Les gouvernements français et polonais, dont Roman Polanski est le double ressortissant, vont demander ensemble à Washington la libération du cinéaste, a annoncé le chef de la diplomatie polonaise Radoslaw Sikorski.
Une éventuelle décision d’extradition pourra être contestée auprès du tribunal pénal fédéral, puis du Tribunal fédéral, la plus haute instance judiciaire helvétique, a précisé le ministère suisse de la Justice.
La Suisse « n'avait pas d'autre solution » que d'arrêter Roman Polanski, a assuré la ministre suisse de la Justice Eveline Wildmer-Schlumpf.
Washington a lancé un mandat international contre Roman Polanski en 2005, et les autorités suisses n'avaient pu arrêter le cinéaste lors de ses précédents séjours car c'était la première fois que Berne savait à l'avance que le cinéaste allait venir en Suisse, a encore affirmé la ministre.
« Dans un Etat de droit, il n'est pas possible de faire des différences. Il serait incompréhensible qu'une personne sortant du lot bénéficie d'un autre traitement », a-t-elle observé.
Arrêté en 1977 à Los Angeles sur la plainte des parents d'une adolescente de 13 ans, le cinéaste avait plaidé coupable de « relations sexuelles illégales » et avait passé un mois et demi en prison. Fin janvier 1978, menacé de retourner sous les verrous, Polanski avait pris la fuite pour l'Europe où il vit depuis.
« Nous sommes choqués par ce qui est arrivé », ont déclaré les directeurs du festival de Zurich, Nadja Schildknecht et Karl Spoerri qui ont reporté sine die la remise du prix. Cependant, en signe de « solidarité » avec celui qu'ils considèrent comme « l'un des cinéastes les plus extraordinaires de notre époque », ils ont décidé de maintenir la soirée d'hommage prévue.
Le ministre français de la Culture et de la Communication, Frédéric Mitterrand, s'est déclaré « stupéfait ». M. Mitterrand a souligné « s'en être entretenu avec le président de la République, Nicolas Sarkozy, qui suit le dossier avec la plus grande attention et partage le souhait (…) d'une résolution rapide de la situation ».
« Sans vouloir s'immiscer dans un processus judiciaire très ancien et donnant lieu à des appréciations exagérées », Frédéric Mitterrand a indiqué « regretter de la manière la plus vive qu'une nouvelle épreuve soit ainsi infligée à celui qui en a déjà tant connu ».
Le cinéaste d'origine polonaise, qui a passé son enfance dans le ghetto de Cracovie, a été naturalisé français en 1976.
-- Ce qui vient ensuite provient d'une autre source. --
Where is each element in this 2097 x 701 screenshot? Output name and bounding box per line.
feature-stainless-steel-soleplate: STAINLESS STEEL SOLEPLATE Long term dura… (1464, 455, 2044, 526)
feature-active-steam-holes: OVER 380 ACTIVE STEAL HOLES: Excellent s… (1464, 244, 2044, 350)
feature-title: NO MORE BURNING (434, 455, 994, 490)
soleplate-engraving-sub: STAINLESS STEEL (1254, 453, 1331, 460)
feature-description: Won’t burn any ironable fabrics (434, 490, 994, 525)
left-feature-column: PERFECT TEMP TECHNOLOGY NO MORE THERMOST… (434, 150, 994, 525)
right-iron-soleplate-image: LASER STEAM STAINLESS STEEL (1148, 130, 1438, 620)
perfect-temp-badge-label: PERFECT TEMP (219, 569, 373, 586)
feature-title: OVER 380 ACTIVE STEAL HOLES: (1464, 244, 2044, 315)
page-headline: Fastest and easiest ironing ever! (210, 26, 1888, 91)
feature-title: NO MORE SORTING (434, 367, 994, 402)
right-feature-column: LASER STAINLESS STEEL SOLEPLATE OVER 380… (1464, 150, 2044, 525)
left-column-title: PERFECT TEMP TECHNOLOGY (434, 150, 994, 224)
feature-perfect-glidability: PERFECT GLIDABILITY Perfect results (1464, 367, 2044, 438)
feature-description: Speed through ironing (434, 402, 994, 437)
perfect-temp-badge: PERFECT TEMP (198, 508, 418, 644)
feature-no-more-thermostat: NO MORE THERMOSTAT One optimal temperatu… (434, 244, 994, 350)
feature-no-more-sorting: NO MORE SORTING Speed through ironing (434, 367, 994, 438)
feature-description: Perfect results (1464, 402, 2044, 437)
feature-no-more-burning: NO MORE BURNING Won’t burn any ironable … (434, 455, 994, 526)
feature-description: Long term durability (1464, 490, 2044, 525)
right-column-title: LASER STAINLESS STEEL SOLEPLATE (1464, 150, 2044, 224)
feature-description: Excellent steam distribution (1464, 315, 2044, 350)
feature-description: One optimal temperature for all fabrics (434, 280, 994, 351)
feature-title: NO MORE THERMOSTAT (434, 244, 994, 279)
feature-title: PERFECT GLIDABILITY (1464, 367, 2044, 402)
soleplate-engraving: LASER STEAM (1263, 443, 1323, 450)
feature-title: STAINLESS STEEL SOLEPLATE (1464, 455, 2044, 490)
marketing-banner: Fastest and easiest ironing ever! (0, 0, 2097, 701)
Le réalisateur a construit en une quarantaine de films, comme acteur, réalisateur, scénariste ou producteur, une oeuvre pleine de grands écarts, suscitant à la fois admiration et réserves, depuis l'iconoclasme de ses premiers opus jusqu'à l'académisme de son « Pianiste », qui lui a valu la Palme d'or du Festival de Cannes en 2002.
Accueilli à bras ouverts à Hollywood, son aventure américaine avait duré 10 ans, semée de bonheurs et de cauchemars. Bonheur de son mariage avec l'actrice Sharon Tate, des grands films qui firent de lui un cinéaste de stature internationale, et cauchemar du sauvage assassinat de cette épouse enceinte en 1969 par le tueur en série Charles Manson.